Since the beginning of time, people have made statues, carvings and other images to represent whatever gods held sway in their civilization. Many of these have been swept away by the tides of time and change, but some are still with us.
In "Graven Images: Fifteen Tales of Magic and Myth" (Ace), editors Nancy Kilpatrick and Thomas S. Roche pull together stories that deal with representations of deities of past and present. Beginning with ancient Greece, Egypt and India the stories progress chronologically through modern times.
The book brings together some established fantasy and horror writers like Robert Silverberg, Tanith Lee, Jack Ketchum, Esther Friesner and Lawrence Watt-Evans, with some lesser-known names like Lois Tilton, Kathe Koja and Kathryn Ptacek. Some stories stick entirely with the theme, while others hang on by a tenuous thread, making for an interesting variety.
One of the best stories in the book has little, if anything at all, to do with deities. Lawrence Watt-Evans' "Heart of Stone" tells the story of a woman trapped in a wall of a wizard's home. When the wizard is killed by superstitious townspeople, she spends a great deal of time alone, before a con artist happens upon the ruins of the house and tries to use her for his own gain. He soon finds that the townspeople he's trying to fleece still harbor their ill will toward magic and its practitioners.
There are a number of other very intriguing tales in the collection. Lois Tilton's "The Goddess Danced" tells the tale of a young girl horribly scarred by an attack from a local bully and cast off by her family to the only people that will take her -- a family of beggars. After years of abuse from her husband's family, the girl develops a bond with the goddess Kali.
In "Shaped Stones" by Nina Kiriki Hoffman, a family of orphans in the Great Depression is taken in by a wealthy magician who has designs for one of the orphans who possesses a magical gift. "Mud" becomes a mortal enemy in Brian McNaughton's World War I tale.

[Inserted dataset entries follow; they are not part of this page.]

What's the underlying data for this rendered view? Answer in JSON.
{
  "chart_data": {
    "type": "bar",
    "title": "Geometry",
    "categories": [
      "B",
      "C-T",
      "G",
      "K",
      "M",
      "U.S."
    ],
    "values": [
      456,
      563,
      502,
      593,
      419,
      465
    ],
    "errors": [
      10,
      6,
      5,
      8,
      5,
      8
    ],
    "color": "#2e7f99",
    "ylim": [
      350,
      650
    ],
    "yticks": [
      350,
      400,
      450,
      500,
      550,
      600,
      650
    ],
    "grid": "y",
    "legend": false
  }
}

And in Chelsea Quinn Yarbro's "Giotto's Window," a man begins to see monstrous visions of other people and his doctor is not sure he's insane.
The only low point of the book comes from veteran Gene Wolfe. His "The Eleventh City" has an intriguing idea based on a story from the fifth chapter of Mark, but it's written as a memo between a university researcher and his superior. Unfortunately it also reads like a memo, with no emotion and nothing to hook the reader.
The other 14 tales in the book more than make up for the one slow point near the middle. The book ends with a bang as three powerful tales are stacked up back-to-back. Jack Ketchum and Edward Lee's disturbing "Masks" plumbs the darker side of human nature, and what some are capable of when their faces are hidden. Kathe Koja's "At Eventide" looks at a woman given an incredible power and an opportunity to repay the attacker that gave her this "gift." Finally, Tanith Lee's "That Glisters Is" offers a dream-like view of "the other side."
In the introduction, the editors set some lofty goals for the book. They promise tales that will offer some insight into spirituality. Many of the tales in the book succeed in doing that. What the editors have truly succeeded at, though, is bringing together a collection of interesting and intriguing tales that take a look at the past, and in a few cases, perhaps even the future.